The authors re-analysed data from the Cholesterol Treatment Trialists' (CTT) Collaboration. This showed no mortality benefit associated with treatment of people with a less than 20% risk of developing cardiovascular disease over the next 10 years. This has not been challenged.

However, they also cited data from a separate uncontrolled observational study and incorrectly concluded that statin side effects occur in 18-20% of patients. This incorrect statement was repeated in another article published in the same week in The BMJ by Aseem Malhotra - and is the statement the authors have now withdrawn.

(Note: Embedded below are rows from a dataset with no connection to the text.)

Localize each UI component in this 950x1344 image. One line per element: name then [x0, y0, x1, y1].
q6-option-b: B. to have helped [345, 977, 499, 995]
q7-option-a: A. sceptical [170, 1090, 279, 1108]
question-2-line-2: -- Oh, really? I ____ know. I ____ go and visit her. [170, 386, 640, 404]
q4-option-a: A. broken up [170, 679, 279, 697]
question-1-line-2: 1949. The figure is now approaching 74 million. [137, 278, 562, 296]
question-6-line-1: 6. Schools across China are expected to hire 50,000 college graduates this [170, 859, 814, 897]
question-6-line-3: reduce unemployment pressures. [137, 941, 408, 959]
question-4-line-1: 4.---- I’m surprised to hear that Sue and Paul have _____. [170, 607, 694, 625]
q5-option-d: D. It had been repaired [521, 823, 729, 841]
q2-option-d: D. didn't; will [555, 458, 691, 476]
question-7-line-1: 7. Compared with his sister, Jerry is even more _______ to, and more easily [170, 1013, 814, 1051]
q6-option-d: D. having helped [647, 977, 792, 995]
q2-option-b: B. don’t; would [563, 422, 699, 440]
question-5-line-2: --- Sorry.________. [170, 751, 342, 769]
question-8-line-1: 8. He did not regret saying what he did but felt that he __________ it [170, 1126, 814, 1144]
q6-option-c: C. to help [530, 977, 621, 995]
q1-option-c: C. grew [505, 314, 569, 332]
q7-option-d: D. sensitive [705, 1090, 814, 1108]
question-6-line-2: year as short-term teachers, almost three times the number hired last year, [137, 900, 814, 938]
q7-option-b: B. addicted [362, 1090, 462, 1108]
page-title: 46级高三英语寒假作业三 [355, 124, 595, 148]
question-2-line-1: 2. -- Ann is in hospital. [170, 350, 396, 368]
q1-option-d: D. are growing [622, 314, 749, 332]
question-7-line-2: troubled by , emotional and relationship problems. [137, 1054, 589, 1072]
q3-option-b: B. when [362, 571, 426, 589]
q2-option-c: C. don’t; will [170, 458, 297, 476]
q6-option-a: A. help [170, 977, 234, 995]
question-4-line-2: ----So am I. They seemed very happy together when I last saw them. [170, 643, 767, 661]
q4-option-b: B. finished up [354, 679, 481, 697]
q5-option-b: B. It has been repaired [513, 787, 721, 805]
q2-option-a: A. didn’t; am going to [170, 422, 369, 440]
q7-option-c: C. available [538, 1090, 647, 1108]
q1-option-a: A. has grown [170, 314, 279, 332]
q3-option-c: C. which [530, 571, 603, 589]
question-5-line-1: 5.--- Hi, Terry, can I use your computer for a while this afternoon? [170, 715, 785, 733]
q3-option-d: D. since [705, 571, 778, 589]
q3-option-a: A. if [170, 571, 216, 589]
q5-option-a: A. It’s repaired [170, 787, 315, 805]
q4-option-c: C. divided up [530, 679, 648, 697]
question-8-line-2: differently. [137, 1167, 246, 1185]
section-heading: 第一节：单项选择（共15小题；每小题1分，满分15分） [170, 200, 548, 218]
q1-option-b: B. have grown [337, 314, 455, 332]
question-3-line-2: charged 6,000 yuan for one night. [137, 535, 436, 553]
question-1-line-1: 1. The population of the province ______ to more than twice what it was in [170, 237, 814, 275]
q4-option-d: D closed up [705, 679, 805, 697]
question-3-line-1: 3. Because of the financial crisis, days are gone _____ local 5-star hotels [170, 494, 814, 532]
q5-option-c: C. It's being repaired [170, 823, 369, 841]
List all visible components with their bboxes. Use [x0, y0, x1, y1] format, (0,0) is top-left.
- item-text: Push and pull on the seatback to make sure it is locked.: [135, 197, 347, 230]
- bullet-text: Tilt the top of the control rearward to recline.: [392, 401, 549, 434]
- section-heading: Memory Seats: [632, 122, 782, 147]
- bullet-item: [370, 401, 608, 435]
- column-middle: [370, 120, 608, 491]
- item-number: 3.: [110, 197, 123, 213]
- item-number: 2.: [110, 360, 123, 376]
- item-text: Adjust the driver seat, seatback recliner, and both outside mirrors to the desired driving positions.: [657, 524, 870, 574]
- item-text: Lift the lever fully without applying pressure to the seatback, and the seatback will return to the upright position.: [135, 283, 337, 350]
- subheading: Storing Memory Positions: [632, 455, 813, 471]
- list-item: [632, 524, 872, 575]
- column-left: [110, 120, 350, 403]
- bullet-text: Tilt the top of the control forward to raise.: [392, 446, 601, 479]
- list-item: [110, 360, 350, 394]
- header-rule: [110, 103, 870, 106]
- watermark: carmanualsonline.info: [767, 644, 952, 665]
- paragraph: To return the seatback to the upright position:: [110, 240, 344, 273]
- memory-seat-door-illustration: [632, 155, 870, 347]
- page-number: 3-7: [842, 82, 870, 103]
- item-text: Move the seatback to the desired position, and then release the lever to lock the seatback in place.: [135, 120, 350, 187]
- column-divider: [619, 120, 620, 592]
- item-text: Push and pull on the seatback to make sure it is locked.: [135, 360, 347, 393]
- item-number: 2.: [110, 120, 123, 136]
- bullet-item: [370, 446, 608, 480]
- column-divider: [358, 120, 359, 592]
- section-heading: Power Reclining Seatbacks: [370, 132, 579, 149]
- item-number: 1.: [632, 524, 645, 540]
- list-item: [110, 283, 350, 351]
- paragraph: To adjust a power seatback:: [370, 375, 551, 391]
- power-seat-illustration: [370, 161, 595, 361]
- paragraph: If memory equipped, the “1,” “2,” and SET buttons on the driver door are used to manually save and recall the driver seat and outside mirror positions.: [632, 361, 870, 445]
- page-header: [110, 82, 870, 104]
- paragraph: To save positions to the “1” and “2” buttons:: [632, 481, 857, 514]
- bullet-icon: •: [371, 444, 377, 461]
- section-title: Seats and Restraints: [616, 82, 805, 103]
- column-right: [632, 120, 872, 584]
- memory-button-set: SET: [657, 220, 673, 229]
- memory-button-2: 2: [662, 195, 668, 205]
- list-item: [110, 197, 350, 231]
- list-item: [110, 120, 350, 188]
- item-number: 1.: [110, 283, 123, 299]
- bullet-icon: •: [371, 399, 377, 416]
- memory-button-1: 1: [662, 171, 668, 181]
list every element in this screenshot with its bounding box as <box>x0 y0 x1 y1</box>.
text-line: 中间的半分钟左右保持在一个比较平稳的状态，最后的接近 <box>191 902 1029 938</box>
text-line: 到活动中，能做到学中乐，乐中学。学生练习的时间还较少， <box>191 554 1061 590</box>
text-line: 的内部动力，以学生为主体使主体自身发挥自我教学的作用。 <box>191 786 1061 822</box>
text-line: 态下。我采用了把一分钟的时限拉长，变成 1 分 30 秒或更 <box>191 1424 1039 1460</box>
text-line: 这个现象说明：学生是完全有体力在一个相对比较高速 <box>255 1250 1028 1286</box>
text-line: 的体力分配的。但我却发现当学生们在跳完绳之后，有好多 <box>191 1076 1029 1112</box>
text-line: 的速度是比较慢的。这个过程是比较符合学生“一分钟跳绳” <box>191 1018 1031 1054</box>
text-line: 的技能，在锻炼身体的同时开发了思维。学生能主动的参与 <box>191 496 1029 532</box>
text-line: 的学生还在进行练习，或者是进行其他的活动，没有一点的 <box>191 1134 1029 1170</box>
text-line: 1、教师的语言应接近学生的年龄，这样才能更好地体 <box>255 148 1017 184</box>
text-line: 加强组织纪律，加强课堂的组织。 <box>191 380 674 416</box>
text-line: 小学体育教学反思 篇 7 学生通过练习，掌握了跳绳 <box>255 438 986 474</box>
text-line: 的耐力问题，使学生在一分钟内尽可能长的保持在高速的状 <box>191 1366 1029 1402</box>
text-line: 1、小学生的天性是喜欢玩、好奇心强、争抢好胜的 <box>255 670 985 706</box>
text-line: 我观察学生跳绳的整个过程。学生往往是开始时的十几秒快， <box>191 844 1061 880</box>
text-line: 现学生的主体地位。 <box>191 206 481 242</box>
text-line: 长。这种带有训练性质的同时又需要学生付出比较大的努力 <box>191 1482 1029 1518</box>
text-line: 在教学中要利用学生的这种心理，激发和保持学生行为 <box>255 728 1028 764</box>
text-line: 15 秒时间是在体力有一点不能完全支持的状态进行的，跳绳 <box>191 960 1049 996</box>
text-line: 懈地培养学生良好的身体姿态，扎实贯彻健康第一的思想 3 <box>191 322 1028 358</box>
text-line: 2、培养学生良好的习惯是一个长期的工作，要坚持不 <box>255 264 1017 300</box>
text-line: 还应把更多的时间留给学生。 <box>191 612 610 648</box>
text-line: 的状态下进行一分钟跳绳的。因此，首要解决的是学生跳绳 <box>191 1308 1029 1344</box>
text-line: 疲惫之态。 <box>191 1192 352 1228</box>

The BMJ was alerted to the error by Rory Collins, professor of medicine and epidemiology at Oxford University and head of the CTT Collaboration whose data were re-analysed by Abramson and colleagues.

This error was due to a misreading of data from one observational study, and was not picked up by the peer reviewers or editors, explains Dr Godlee. "The BMJ and the authors of both these articles have now been made aware that this figure is incorrect, and corrections have been published withdrawing these statements."

She explains that writing, peer reviewing, and editing are human processes subject to error, "which is why we must be, and are, ready to correct things when they are found to be wrong."

Professor Collins has requested retraction of both articles, but Dr Godlee questions whether the error is sufficient for retraction, "given that the incorrect statements were in each case secondary to the article's primary focus."

Guidelines of the International Committee on Publication Ethics state that journals should consider retracting a publication if there is clear evidence that the findings are unreliable, either as a result of misconduct or honest error.

Dr Godlee has decided to pass this decision to an independent panel, chaired by Iona Heath, former chairwoman of the Royal College of General Practitioners and of The BMJ's ethics committee.

Full details of the panel and processes will be published shortly, and all submissions to the panel will be placed in the public domain on bmj.com. Dr Godlee has also committed to implementing the panel's recommendations in full.

Meanwhile, she says, "The BMJ will continue to debate the important questions raised in both these articles: whether the use of statins should be extended to a vastly wider population of people at low risk of cardiovascular disease; and the role of saturated fat in heart disease.

Editorial: Adverse effects of statins, Fiona Godlee, BMJ, DOI: 10.1136/bmj.g3306, published 15 May 2014.